A study published this week has gone some way to answering a question on EULAR’s research agenda – is the measurement of drug and/or antibody levels useful in clinical practice?
Writing in Arthritis & Rheumatology the team of researchers led by Professor Anne Barton from the Arthritis Research UK Centre for Genetics and Genomics said the ability to predict non-response at an early stage of biologic treatment could have potential major health economic implications as well as help to optimise patient care.
One explanation of poor efficacy to anti-TNF therapies is immunogenicity leading to the development of anti-drug antibodies (ADAb) and low drug levels, they said.
However the clinical utility of pharmacological monitoring in practice continues to be debated.
Their study of 331 RA patients selected from the Biologics in Rheumatoid Arthritis Genetics and Genomics Study Syndicate (BRAGGSS) found that at 3 months ADAb formation and low adalimumab levels were significant predictors of a lack of EULAR response at 12 months.
Patients who were ADAb-positive received lower median methotrexate doses (15 vs. 20mg/wk, p=0.01) and had longer disease duration (14.0 vs. 7 years, p=0.03), results showed.

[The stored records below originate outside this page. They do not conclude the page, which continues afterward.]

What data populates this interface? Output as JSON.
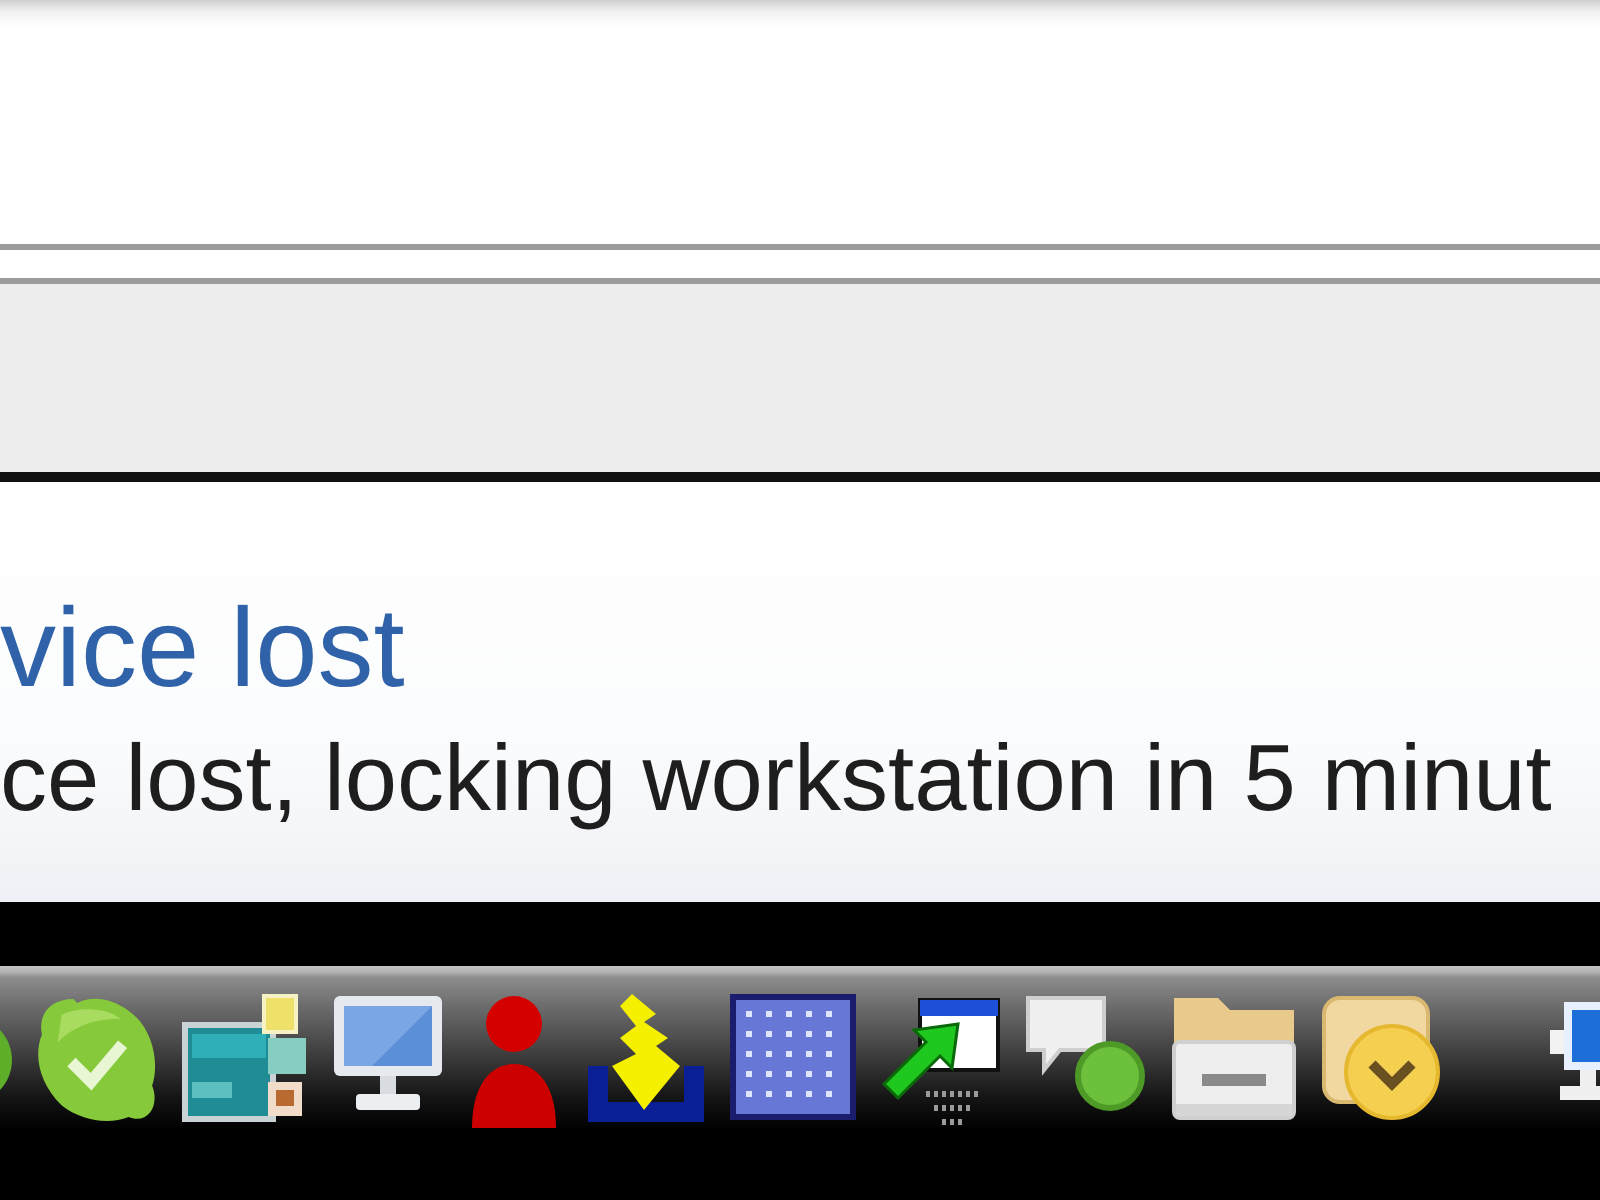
{
  "notification": {
    "title": "vice lost",
    "message": "ce lost, locking workstation in 5 minut"
  }
}
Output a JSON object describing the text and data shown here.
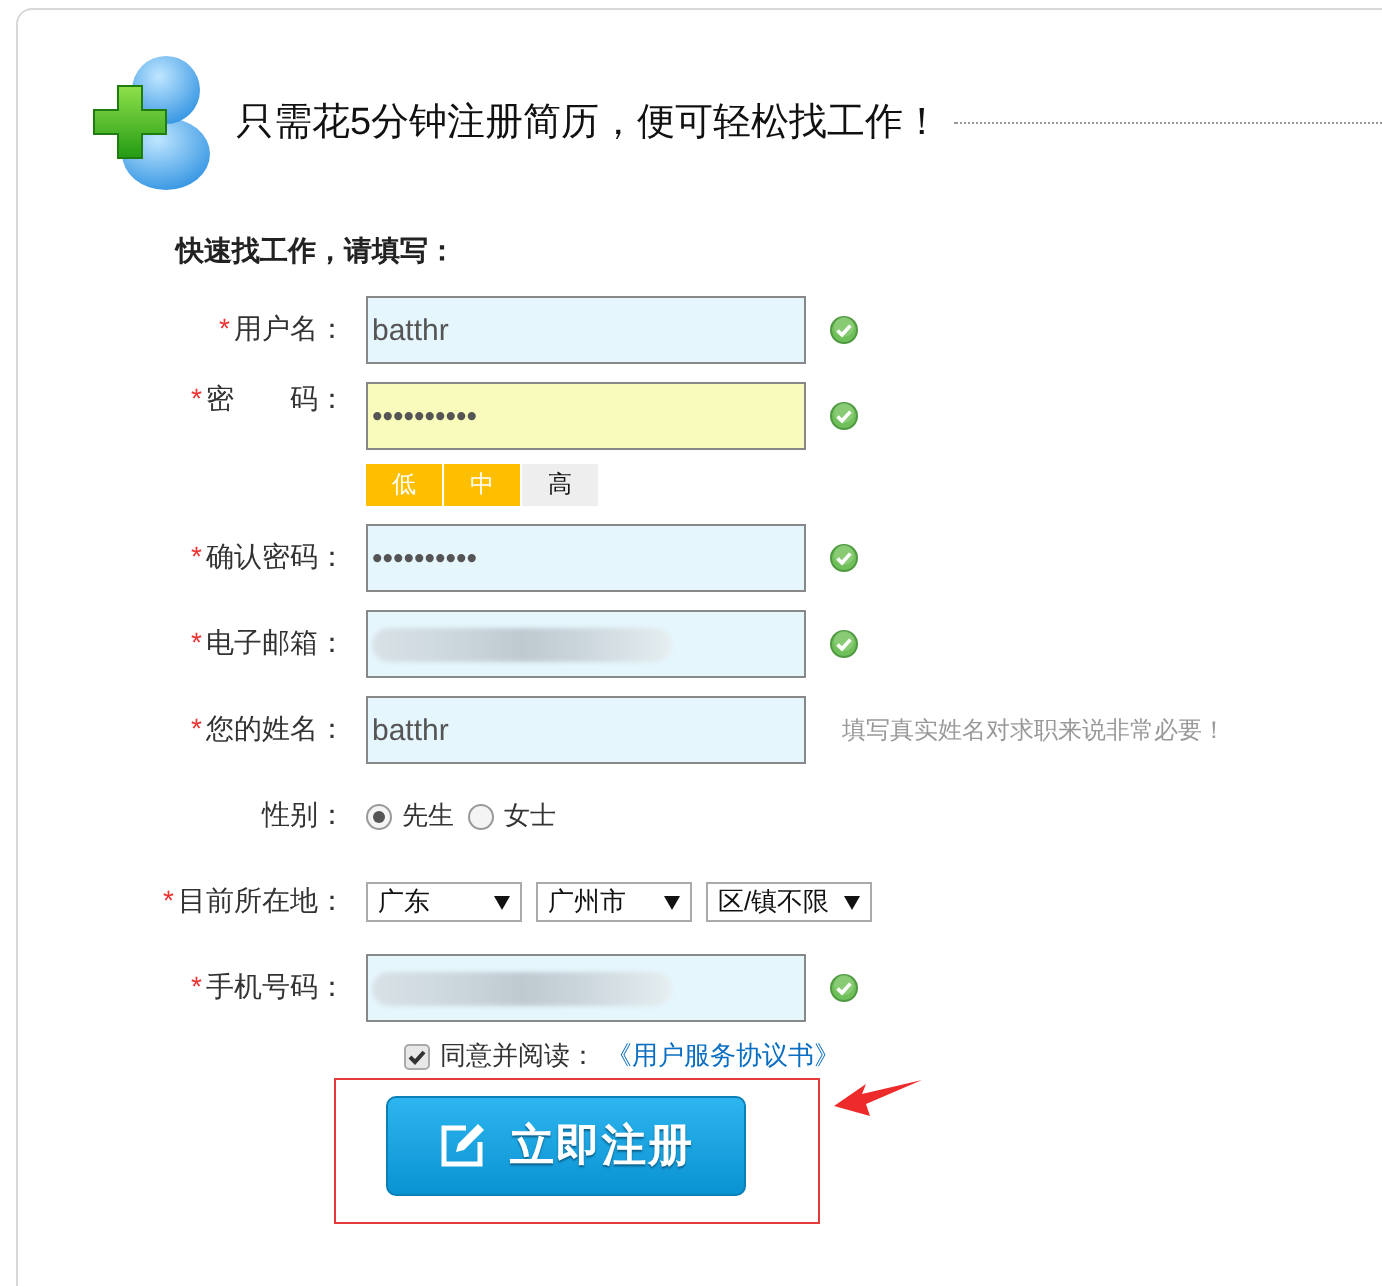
{
  "header": {
    "title": "只需花5分钟注册简历，便可轻松找工作！",
    "subtitle": "快速找工作，请填写："
  },
  "fields": [
    {
      "kind": "text",
      "asterisk": "*",
      "label": "用户名：",
      "value": "batthr",
      "valid": true,
      "highlighted": false
    },
    {
      "kind": "password",
      "asterisk": "*",
      "label": "密　　码：",
      "value": "••••••••••",
      "valid": true,
      "highlighted": true,
      "strength": [
        {
          "label": "低",
          "on": true
        },
        {
          "label": "中",
          "on": true
        },
        {
          "label": "高",
          "on": false
        }
      ]
    },
    {
      "kind": "password",
      "asterisk": "*",
      "label": "确认密码：",
      "value": "••••••••••",
      "valid": true,
      "highlighted": false
    },
    {
      "kind": "text",
      "asterisk": "*",
      "label": "电子邮箱：",
      "redacted": true,
      "valid": true,
      "highlighted": false
    },
    {
      "kind": "text",
      "asterisk": "*",
      "label": "您的姓名：",
      "value": "batthr",
      "valid": false,
      "highlighted": false,
      "hint": "填写真实姓名对求职来说非常必要！"
    },
    {
      "kind": "radio",
      "label": "性别：",
      "options": [
        {
          "label": "先生",
          "selected": true
        },
        {
          "label": "女士",
          "selected": false
        }
      ]
    },
    {
      "kind": "select",
      "asterisk": "*",
      "label": "目前所在地：",
      "selects": [
        "广东",
        "广州市",
        "区/镇不限"
      ]
    },
    {
      "kind": "text",
      "asterisk": "*",
      "label": "手机号码：",
      "redacted": true,
      "valid": true,
      "highlighted": false
    }
  ],
  "agreement": {
    "checked": true,
    "text": "同意并阅读：",
    "link": "《用户服务协议书》"
  },
  "submit": {
    "label": "立即注册",
    "annotated": true
  }
}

Etanercept drug levels, tested in non-trough serum samples, had a wider variation over 12 months of treatment and were less useful as a predictor of future treatment response, the researchers said.

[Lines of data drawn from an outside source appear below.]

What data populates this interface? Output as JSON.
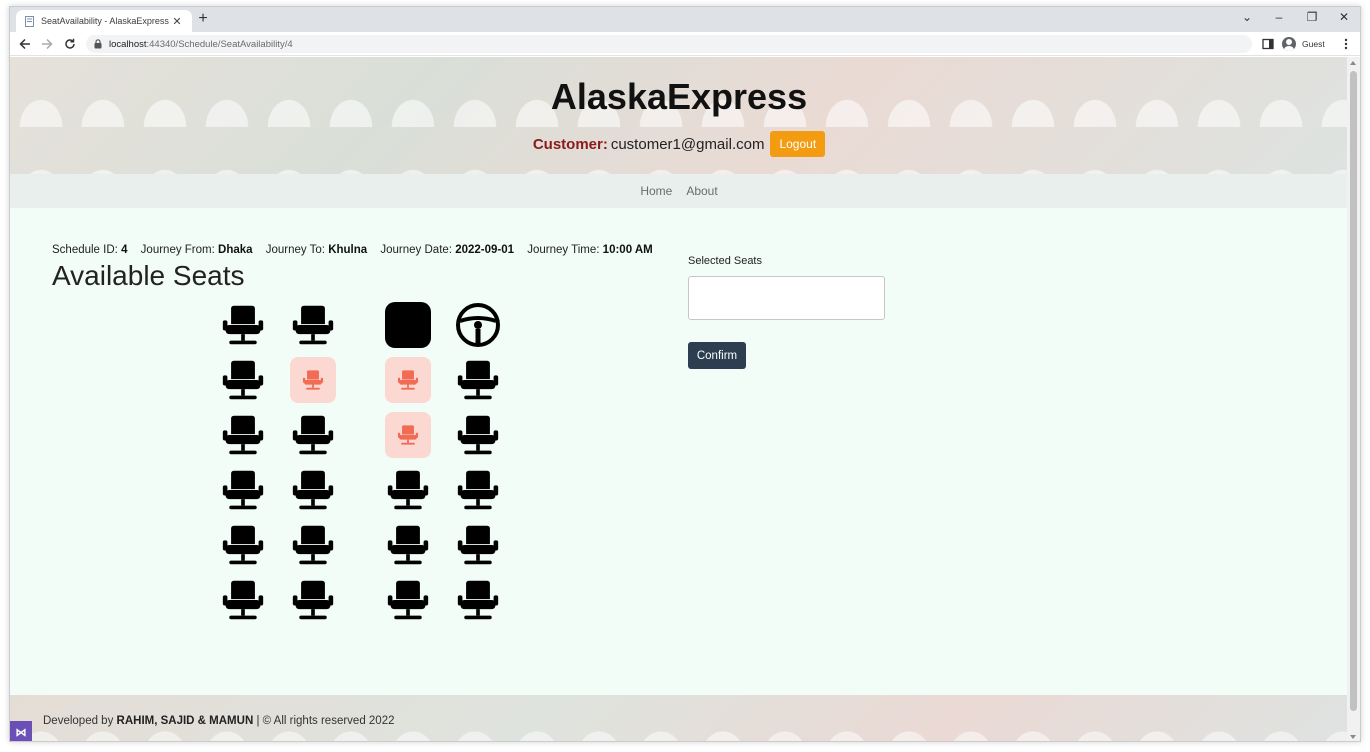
{
  "browser": {
    "tab_title": "SeatAvailability - AlaskaExpress",
    "tab_close": "✕",
    "new_tab": "+",
    "window_controls": {
      "dropdown": "⌄",
      "minimize": "–",
      "restore": "❐",
      "close": "✕"
    },
    "url_host": "localhost",
    "url_path": ":44340/Schedule/SeatAvailability/4",
    "profile_label": "Guest"
  },
  "header": {
    "title": "AlaskaExpress",
    "role_label": "Customer:",
    "email": "customer1@gmail.com",
    "logout_label": "Logout"
  },
  "nav": {
    "home": "Home",
    "about": "About"
  },
  "schedule": {
    "id_label": "Schedule ID:",
    "id": "4",
    "from_label": "Journey From:",
    "from": "Dhaka",
    "to_label": "Journey To:",
    "to": "Khulna",
    "date_label": "Journey Date:",
    "date": "2022-09-01",
    "time_label": "Journey Time:",
    "time": "10:00 AM"
  },
  "available_seats_title": "Available Seats",
  "seat_map": {
    "rows": [
      [
        "available",
        "available",
        "driver-box",
        "steering-wheel"
      ],
      [
        "available",
        "booked",
        "booked",
        "available"
      ],
      [
        "available",
        "available",
        "booked",
        "available"
      ],
      [
        "available",
        "available",
        "available",
        "available"
      ],
      [
        "available",
        "available",
        "available",
        "available"
      ],
      [
        "available",
        "available",
        "available",
        "available"
      ]
    ],
    "colors": {
      "available": "#000000",
      "booked_bg": "#fcd8d2",
      "booked_icon": "#f26b55"
    }
  },
  "selection": {
    "label": "Selected Seats",
    "value": "",
    "confirm_label": "Confirm"
  },
  "footer": {
    "prefix": "Developed by ",
    "authors": "RAHIM, SAJID & MAMUN",
    "suffix": " | © All rights reserved 2022"
  },
  "colors": {
    "logout": "#f39c12",
    "confirm": "#2c3e50",
    "role": "#8b1a1a",
    "page_bg": "#f2fdf8"
  }
}
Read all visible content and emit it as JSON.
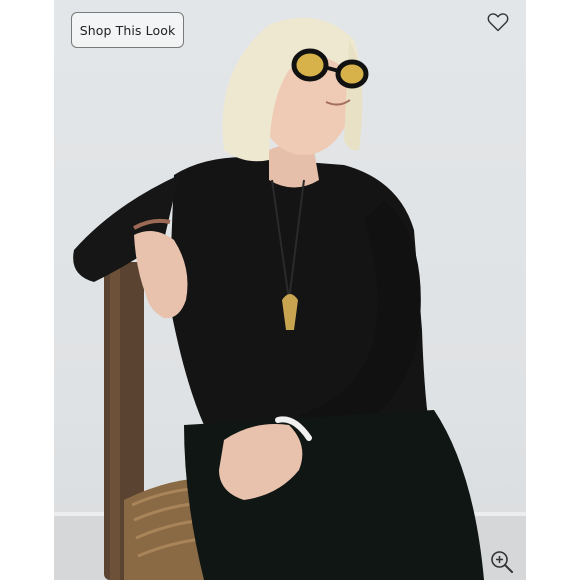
{
  "product_image": {
    "shop_button_label": "Shop This Look",
    "icons": {
      "favorite": "heart-outline-icon",
      "zoom": "zoom-in-icon"
    },
    "colors": {
      "background": "#e1e4e6",
      "button_border": "#7a7a7a",
      "icon": "#333333"
    }
  }
}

BMI and adherence appear to be significant predictors of drug levels in both adalimumab and etanercept treated patients.
“Our study demonstrates for the first-time that adalimumab drug levels and ADAb status, ascertained from non-trough serum samples, are useful in the early prediction of EULAR response at 12 months,” the researchers concluded.
Consideration of these factors alongside BMI and adherence may help with deciding the best treatment strategy in patients in whom adalimumab does not appear effective, they said.